Q: What is your view on the initiative from the EU to create a common corporate tax base? This idea has been suggested in the past and is being reintroduced.

A: The common corporate tax base directive was originally presented many years ago and failed to convince the members. Now the European Commission has built on the success of the BEPS initiative of the OECD and the G20 to relaunch that directive. Elements of the directive are picking up on this general framework, such as bringing the tax base of all the countries closer together.

I have two points to raise on that. One is that we must make sure that we do not make Europe less competitive than the rest of the world. We need a level playing field and we need to make sure that the goal that we want to achieve, to be maybe more convergent in terms of tax base, doesn’t mean that we make Europe less competitive.

The other is that we must look carefully at what is in the BEPS initiative, what we must take over and what is nice to have. Our parliament in Luxembourg has clearly stated that we must make sure that the directive builds on subsidiarity and proportionality, so [the EU] should only decide on matters that we really need.

Q: How much of an impact will the UK leaving the EU have on Luxembourg’s economy?

A: We have to distinguish the short term from the medium term. In the short term, as has been very evident, many players in London have to prepare for [an unpredictable] future. It has become obvious that after Brexit, the UK will not be able to keep full and automatic access to the EU single market. This being understood by everybody, and many companies are looking for a foothold, a headquarters, a subsidiary inside the EU single market, and many are considering Luxembourg. Some insurers have chosen Luxembourg – a couple of companies have already communicated that – and also some in asset management and probably also some in fintech are going to choose our country. So we are very pleased about that.

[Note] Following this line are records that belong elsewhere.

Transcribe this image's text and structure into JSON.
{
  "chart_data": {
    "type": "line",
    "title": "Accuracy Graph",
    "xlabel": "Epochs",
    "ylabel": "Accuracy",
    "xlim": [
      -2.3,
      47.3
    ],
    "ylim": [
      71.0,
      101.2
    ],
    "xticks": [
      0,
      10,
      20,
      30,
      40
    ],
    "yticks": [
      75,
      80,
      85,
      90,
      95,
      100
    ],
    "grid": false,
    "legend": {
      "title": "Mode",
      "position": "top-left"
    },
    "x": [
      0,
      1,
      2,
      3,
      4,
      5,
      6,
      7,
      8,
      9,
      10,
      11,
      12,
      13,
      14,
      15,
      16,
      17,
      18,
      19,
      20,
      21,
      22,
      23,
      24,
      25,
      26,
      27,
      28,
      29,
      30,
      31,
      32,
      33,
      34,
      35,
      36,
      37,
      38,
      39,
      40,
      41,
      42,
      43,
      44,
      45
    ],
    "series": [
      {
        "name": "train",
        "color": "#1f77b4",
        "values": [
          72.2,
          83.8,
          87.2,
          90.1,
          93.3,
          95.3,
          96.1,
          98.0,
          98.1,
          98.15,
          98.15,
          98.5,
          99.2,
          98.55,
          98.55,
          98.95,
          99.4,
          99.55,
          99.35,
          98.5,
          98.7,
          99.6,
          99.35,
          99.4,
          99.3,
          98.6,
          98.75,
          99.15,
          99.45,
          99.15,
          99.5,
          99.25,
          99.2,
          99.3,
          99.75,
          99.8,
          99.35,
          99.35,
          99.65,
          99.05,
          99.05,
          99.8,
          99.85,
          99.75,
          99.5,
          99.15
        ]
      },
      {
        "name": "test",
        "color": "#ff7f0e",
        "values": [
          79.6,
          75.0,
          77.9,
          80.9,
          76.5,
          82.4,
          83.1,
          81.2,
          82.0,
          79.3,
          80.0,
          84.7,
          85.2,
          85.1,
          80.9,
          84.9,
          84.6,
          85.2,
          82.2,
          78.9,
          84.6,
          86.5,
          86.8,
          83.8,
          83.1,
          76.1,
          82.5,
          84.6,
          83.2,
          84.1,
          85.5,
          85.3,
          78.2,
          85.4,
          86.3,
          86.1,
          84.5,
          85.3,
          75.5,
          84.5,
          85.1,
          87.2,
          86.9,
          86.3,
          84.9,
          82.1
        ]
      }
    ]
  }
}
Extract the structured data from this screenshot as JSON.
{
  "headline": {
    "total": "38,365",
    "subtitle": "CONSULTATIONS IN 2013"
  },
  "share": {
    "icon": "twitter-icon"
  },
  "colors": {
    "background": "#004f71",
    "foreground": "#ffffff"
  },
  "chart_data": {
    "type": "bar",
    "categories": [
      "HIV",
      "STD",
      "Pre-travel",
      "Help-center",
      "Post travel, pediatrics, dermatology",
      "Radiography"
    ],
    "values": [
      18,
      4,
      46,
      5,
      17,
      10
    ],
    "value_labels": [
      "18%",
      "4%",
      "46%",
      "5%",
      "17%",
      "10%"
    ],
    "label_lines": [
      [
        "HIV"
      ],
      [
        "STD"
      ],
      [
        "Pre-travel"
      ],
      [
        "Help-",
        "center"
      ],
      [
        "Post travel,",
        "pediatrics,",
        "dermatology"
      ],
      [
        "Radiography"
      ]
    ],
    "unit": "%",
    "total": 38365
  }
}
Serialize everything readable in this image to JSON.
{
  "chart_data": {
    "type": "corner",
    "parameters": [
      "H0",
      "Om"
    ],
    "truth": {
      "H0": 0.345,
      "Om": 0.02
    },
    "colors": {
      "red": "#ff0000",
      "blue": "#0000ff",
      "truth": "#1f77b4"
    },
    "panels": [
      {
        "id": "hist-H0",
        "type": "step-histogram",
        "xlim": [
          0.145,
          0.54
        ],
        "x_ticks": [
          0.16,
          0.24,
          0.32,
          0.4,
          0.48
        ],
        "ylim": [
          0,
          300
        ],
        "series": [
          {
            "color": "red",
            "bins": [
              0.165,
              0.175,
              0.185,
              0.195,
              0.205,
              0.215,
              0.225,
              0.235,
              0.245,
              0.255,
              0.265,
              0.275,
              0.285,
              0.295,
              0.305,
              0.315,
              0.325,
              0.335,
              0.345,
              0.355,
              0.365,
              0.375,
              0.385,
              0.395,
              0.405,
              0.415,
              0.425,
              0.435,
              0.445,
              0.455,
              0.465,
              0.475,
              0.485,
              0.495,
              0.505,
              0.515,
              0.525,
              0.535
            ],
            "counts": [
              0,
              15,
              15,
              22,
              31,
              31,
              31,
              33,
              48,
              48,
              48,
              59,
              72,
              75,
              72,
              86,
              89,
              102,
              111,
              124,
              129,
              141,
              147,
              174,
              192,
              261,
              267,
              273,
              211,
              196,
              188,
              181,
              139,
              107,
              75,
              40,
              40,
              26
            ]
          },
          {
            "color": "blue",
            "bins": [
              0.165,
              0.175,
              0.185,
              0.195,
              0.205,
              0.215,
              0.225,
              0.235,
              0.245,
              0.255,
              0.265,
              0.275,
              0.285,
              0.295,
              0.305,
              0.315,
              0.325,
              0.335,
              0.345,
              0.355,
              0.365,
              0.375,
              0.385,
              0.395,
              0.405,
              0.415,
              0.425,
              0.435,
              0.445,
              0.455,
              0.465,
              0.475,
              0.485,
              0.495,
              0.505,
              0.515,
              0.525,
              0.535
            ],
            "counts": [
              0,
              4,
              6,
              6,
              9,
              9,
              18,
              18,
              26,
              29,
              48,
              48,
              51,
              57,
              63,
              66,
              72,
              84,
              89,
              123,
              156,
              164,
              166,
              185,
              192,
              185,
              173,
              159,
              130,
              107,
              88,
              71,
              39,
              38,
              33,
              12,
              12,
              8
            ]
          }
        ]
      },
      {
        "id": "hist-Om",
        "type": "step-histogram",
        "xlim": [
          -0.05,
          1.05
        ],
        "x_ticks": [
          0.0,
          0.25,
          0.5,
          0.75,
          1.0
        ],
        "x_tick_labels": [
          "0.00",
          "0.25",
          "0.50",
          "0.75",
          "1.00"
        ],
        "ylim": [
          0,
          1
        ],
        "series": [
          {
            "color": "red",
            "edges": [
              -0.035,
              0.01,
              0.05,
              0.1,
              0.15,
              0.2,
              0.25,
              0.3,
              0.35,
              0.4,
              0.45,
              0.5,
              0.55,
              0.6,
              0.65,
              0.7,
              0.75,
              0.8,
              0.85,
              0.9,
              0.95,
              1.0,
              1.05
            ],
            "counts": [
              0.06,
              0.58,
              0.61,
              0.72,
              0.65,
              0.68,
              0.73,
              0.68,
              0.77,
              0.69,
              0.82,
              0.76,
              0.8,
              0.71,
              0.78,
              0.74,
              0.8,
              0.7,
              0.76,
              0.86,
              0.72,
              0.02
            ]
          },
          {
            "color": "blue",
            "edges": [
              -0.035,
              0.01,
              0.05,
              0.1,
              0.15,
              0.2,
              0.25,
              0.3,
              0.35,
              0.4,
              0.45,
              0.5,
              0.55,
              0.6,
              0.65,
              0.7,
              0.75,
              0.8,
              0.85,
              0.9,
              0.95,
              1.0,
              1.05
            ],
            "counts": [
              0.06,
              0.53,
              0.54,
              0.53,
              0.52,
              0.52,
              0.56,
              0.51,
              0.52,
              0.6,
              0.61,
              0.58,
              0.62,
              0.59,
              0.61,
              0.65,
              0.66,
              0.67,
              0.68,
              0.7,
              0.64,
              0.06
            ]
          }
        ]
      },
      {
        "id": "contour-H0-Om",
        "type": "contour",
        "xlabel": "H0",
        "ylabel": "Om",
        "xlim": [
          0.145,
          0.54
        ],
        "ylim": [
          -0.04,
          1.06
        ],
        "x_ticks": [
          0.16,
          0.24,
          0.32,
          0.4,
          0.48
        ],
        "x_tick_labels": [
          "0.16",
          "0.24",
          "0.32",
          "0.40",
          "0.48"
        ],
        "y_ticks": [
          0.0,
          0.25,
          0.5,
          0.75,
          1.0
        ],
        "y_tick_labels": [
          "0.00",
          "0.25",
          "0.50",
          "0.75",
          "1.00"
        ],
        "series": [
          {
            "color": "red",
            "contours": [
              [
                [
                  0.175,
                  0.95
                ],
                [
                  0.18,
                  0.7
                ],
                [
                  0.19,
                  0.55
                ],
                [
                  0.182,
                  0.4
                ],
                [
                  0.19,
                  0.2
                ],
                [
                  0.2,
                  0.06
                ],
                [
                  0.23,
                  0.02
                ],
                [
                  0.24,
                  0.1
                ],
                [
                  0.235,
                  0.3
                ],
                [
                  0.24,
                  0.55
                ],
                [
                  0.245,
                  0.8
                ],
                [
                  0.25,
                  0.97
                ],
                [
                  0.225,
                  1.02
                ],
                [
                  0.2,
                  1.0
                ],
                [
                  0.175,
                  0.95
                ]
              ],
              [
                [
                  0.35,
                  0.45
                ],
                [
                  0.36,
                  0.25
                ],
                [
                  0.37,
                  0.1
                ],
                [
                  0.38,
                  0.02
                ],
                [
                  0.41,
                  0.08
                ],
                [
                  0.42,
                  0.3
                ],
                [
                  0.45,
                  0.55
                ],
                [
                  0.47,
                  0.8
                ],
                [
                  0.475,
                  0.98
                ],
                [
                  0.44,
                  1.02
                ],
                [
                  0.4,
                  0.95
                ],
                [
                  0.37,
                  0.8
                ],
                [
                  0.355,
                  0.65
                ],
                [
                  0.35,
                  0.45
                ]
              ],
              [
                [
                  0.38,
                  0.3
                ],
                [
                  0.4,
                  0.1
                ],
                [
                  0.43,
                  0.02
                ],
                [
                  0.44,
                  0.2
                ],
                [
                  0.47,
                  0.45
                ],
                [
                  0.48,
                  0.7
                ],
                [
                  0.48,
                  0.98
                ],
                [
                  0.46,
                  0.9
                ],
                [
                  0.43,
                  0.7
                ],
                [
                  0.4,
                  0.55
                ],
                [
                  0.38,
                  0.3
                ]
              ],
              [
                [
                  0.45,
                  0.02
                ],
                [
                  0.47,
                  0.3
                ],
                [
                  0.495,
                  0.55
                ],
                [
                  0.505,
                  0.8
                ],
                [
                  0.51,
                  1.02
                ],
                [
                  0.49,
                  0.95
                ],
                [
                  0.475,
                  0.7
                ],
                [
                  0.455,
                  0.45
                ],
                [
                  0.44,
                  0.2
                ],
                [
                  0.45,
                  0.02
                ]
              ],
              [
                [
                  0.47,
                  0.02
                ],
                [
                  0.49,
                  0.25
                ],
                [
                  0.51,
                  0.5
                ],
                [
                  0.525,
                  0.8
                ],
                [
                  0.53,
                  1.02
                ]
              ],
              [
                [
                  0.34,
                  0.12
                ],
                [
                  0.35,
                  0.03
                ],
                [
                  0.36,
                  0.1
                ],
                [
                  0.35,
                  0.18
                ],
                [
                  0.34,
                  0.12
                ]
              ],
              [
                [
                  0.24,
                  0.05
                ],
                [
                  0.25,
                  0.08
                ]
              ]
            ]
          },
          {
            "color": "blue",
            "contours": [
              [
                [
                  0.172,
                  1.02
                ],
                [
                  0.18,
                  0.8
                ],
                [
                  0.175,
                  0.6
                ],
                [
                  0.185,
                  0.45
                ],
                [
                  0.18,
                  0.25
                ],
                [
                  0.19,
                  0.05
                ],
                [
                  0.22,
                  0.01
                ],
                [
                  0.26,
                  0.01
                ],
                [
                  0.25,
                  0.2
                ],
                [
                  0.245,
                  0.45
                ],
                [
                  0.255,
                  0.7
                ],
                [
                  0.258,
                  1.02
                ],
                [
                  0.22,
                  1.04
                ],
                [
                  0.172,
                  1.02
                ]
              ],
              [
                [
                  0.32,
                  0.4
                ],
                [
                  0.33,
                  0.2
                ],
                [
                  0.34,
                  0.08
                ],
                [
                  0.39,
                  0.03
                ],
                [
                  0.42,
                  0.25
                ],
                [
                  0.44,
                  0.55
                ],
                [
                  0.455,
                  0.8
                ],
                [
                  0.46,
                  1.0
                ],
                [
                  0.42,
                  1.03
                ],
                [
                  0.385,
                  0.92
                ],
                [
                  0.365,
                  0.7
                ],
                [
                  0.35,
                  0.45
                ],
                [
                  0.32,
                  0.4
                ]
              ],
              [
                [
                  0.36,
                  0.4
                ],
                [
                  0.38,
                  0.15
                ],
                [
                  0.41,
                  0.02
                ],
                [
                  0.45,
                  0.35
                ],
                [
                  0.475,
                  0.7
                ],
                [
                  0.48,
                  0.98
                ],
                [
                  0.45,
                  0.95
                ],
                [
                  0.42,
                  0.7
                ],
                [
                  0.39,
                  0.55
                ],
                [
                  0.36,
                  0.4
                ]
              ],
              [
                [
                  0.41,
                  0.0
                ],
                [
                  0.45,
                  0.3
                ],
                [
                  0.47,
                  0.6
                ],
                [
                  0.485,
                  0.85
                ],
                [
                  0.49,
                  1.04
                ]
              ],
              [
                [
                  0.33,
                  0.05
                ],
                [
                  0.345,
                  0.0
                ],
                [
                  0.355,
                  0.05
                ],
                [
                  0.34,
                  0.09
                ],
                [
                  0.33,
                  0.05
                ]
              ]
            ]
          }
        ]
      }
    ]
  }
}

On the other hand, we insist on having as strong a bridge with London as we have today. Let’s also be realistic: it is not because you lose the automatic full access to the EU single market that you cannot do business together anymore. You can do it by using a subsidiary, as for example the Swiss banks have shown in the past.

But in the medium term, what is of concern to Luxembourg, and I suppose to many countries, is that once the UK walks out of the EU, the largest financial centre in the world will not be in the EU anymore, because London will probably remain the most important financial centre. So we need to build these bridges and we need to make sure that the UK and its financial centre get the right link with Europe. We don’t want to see the financial centre of London drift away into the Atlantic.